S'il est vrai que ni l'article 24 du RAA ni la décision de la Commission du 23 avril 1969 ne prévoient expressément la possibilité pour la Commission d'accorder à des agents temporaires, appartenant au cabinet d'un membre de la Commission, une avance sur tout ou partie de l'indemnité d'installation, rien ne s'oppose, eu égard aux intérêt des agents concernés et au but de l'indemnité d'installation, à ce que la Commission, au lieu de prendre une décision définitive sur le droit de l'agent concerné à l'octroi de l'indemnité d'installation fondée sur la durée prévisible de son service, lui octroie une avance sur tout ou partie de cette indemnité, afin de faciliter son installation au lieu de son affectation (points 47 et 48).
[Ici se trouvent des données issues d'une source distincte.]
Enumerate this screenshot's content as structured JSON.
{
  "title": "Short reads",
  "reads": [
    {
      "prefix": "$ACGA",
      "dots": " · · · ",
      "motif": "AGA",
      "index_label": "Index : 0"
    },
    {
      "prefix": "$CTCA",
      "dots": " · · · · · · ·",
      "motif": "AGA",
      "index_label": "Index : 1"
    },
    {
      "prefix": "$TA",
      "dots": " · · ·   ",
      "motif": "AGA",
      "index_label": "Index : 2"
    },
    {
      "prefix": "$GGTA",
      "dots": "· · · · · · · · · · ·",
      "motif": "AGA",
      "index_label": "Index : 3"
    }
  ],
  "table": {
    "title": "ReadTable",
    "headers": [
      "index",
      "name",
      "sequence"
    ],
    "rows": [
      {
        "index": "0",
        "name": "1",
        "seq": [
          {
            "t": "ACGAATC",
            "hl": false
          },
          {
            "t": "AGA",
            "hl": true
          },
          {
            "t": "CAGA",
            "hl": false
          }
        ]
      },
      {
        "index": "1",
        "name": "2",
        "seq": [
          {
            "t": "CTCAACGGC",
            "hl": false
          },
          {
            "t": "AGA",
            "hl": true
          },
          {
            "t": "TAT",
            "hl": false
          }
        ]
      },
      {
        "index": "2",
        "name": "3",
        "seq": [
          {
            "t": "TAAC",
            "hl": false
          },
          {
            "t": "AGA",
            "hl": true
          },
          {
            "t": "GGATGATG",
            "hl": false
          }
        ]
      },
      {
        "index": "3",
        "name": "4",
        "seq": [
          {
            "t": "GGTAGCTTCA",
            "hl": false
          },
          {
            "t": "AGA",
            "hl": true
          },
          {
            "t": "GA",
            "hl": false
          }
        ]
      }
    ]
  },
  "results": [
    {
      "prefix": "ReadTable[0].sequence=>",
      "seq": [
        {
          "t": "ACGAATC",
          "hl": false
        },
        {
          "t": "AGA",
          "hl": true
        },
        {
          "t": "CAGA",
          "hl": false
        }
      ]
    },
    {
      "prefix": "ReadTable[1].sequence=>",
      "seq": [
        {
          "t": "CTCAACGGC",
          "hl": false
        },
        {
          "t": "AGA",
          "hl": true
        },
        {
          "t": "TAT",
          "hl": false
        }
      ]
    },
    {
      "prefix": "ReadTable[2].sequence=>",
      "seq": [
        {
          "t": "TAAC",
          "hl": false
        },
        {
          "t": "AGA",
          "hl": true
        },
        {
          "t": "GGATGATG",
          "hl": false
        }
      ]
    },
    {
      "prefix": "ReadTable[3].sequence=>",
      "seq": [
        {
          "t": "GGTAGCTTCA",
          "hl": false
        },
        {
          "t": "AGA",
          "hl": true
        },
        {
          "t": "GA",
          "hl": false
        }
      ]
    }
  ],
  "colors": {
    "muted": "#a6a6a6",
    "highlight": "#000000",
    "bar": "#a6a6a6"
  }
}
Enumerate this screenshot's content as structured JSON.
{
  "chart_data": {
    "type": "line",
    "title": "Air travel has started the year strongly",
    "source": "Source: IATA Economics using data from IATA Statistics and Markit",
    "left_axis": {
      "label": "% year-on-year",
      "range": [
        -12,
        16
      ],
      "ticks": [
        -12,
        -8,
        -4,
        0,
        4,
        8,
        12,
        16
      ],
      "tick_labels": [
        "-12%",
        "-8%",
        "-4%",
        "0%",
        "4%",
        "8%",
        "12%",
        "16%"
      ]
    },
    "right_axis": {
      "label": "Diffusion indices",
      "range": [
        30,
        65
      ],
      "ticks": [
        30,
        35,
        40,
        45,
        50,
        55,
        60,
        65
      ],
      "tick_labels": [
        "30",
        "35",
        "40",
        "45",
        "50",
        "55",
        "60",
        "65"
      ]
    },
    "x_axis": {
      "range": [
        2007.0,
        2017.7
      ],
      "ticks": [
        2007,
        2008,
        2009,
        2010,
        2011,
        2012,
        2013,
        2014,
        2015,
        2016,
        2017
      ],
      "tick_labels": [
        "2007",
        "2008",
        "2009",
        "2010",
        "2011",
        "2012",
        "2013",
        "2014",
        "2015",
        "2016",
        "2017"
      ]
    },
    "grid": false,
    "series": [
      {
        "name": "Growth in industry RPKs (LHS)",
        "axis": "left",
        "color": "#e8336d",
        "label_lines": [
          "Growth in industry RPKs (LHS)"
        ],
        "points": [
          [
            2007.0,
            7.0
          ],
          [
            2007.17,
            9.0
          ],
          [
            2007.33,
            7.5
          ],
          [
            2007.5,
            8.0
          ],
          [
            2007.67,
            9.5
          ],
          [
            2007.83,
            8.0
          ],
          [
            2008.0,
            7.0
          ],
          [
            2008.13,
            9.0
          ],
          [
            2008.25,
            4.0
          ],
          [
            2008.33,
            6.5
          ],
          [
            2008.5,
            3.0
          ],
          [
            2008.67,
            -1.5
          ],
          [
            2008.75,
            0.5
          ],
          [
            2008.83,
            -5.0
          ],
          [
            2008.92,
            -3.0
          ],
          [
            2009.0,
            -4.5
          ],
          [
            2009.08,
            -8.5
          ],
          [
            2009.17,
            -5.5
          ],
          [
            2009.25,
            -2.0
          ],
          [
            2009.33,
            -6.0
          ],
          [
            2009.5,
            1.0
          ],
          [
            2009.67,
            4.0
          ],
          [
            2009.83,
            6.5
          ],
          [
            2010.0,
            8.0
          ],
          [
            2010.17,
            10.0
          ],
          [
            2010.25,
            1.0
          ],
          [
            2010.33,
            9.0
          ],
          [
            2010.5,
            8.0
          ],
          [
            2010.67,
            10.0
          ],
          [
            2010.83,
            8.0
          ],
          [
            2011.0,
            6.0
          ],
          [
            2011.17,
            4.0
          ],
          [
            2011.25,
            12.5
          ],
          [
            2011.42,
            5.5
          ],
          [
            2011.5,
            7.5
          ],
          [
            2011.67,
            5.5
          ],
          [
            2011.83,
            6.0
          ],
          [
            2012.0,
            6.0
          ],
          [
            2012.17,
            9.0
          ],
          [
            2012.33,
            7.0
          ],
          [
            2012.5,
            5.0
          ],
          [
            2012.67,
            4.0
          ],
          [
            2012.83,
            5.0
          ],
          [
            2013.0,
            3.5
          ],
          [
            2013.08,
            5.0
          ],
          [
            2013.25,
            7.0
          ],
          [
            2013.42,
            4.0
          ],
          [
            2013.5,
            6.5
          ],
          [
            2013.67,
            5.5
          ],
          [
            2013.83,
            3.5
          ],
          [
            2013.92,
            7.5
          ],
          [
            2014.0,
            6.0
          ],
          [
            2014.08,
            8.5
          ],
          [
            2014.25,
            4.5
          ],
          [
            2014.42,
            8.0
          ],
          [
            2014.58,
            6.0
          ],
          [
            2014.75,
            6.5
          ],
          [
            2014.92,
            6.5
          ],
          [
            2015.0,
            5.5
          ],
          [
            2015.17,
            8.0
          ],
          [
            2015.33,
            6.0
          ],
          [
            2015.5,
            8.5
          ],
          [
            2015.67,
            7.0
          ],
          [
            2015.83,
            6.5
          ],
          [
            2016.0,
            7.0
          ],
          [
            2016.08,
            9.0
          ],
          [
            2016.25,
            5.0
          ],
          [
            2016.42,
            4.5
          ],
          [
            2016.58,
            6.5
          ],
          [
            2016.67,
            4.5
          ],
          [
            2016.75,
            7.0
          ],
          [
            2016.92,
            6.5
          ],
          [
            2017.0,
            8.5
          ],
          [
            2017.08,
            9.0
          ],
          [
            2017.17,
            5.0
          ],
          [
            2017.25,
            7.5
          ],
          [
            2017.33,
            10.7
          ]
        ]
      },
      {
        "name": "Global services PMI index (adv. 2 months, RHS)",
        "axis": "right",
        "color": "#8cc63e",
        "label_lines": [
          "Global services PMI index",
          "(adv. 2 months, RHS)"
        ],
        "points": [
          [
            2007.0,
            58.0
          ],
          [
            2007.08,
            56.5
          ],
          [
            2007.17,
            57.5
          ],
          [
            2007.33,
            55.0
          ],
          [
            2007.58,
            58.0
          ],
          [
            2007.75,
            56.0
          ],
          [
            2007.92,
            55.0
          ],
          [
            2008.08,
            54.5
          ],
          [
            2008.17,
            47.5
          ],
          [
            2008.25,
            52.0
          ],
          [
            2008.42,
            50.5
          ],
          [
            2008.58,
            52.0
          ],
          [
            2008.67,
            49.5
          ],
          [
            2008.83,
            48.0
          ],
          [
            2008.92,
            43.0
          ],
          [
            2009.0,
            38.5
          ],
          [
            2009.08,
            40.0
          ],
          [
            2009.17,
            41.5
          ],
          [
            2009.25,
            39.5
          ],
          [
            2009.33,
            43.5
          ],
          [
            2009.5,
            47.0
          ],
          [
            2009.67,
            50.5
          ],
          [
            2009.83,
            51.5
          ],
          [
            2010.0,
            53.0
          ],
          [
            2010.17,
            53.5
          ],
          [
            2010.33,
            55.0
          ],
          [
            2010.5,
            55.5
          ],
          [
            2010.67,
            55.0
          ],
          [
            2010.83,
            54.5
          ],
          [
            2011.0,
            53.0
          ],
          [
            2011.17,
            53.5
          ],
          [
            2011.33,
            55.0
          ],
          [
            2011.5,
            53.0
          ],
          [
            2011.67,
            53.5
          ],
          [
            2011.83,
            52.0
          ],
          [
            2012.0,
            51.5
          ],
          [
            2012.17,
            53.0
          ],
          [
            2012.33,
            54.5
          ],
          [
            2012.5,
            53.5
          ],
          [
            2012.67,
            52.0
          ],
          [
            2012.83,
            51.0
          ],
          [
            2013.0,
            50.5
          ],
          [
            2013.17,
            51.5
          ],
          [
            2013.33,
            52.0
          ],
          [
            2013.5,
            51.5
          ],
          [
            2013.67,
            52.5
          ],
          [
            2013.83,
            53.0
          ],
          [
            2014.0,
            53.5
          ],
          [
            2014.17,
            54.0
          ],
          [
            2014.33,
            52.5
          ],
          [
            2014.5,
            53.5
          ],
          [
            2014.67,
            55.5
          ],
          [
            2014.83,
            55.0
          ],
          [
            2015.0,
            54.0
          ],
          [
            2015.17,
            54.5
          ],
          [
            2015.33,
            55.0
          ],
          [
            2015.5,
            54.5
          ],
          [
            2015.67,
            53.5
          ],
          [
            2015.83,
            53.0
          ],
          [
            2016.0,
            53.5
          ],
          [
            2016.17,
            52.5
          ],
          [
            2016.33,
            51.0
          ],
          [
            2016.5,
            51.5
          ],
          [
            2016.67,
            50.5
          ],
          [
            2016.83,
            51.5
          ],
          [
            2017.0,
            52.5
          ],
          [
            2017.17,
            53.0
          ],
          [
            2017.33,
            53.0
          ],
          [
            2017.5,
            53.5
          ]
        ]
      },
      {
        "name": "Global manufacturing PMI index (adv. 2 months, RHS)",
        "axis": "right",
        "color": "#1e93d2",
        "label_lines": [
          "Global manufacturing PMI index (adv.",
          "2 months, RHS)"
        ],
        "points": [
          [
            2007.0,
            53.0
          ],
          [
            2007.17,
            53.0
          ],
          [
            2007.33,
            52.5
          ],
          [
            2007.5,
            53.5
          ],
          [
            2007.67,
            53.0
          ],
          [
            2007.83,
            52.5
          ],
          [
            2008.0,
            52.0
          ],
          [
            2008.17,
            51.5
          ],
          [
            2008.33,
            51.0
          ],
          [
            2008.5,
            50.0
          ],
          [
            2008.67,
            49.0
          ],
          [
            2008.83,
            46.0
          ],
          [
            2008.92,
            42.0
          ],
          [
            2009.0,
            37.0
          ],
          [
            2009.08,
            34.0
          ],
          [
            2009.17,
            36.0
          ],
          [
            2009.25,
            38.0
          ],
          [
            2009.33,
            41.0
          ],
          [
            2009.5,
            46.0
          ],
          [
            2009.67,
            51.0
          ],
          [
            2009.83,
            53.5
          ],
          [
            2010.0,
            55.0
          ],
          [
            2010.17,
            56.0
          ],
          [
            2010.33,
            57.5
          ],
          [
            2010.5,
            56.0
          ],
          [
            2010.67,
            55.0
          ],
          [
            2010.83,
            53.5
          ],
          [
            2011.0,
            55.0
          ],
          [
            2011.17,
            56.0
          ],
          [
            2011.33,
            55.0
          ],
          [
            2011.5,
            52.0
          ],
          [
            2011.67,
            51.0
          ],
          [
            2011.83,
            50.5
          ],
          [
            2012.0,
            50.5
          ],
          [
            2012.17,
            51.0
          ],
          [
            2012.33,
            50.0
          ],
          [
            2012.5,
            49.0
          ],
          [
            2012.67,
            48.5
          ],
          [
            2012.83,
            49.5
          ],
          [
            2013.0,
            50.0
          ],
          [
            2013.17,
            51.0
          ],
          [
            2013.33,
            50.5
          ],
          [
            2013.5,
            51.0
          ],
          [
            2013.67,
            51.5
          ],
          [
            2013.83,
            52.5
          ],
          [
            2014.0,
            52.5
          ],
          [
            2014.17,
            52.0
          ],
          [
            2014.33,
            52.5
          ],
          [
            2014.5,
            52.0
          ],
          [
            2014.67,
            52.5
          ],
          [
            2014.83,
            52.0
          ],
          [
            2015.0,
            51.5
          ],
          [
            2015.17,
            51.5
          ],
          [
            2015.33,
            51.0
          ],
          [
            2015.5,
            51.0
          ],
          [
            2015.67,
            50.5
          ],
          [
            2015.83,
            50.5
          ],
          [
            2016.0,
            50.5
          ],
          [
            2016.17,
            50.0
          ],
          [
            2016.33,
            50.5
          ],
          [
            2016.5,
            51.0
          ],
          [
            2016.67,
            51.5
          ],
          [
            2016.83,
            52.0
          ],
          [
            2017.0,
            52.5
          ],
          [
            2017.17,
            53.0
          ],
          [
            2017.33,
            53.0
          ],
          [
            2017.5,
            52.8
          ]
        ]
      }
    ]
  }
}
Référence à: Cour 9 novembre 1978, Verhaaf/Commission, 140/78, Rec. p. 2117

La mise en place par la Commission d'un système d'avance d'une partie de la totalité de l'indemnité d'installation à des agents temporaires appelés à exercer des fonctions au sein du cabinet d'un membre de la Commission, visant à faciliter leur installation à Bruxelles, ne peut être considérée comme étant contraire à la décision de la Commission du 23 avril 1969 et à l'article 24 du RAA (point 49).

Sur le troisième moyen, tiré de la violation des articles 45 du RAA et 85 du statut, en ce que les conditions de la répétition de l'indu ne sont pas réunies

Selon l'article 85 du statut, auquel renvoie l'article 45 du RAA, «toute somme indûment perçue donne lieu à la répétition si le bénéficiaire a eu connaissance de l'irrégularité du versement ou si celle-ci était si évidente qu'il ne pouvait manquer d'en avoir connaissance». Il appartient à l'administration d'apporter la preuve que le bénéficiaire avait connaissance du caractère irrégulier du paiement en cause. Si le bénéficiaire conteste avoir eu connaissance de l'irrégularité du versement, il y a lieu d'examiner les circonstances dans lesquelles le versement litigieux a été effectué, afin d'établir si l'irrégularité de ce versement pouvait apparaître comme évidente. L'expression «si évidente» doit être interprétée en ce sens qu'il ne s'agit pas de savoir si l'erreur était ou non évidente pour l'administration, mais si elle l'était pour l'intéressé. En effet, ce dernier, loin d'être dispensé de tout effort de réflexion ou de contrôle, est, au contraire, tenu à la restitution dès qu'il s'agit d'une erreur qui n'échappe pas à un agent ou à un fonctionnaire normalement diligent qui est censé connaître les règles régissant son traitement (point 63).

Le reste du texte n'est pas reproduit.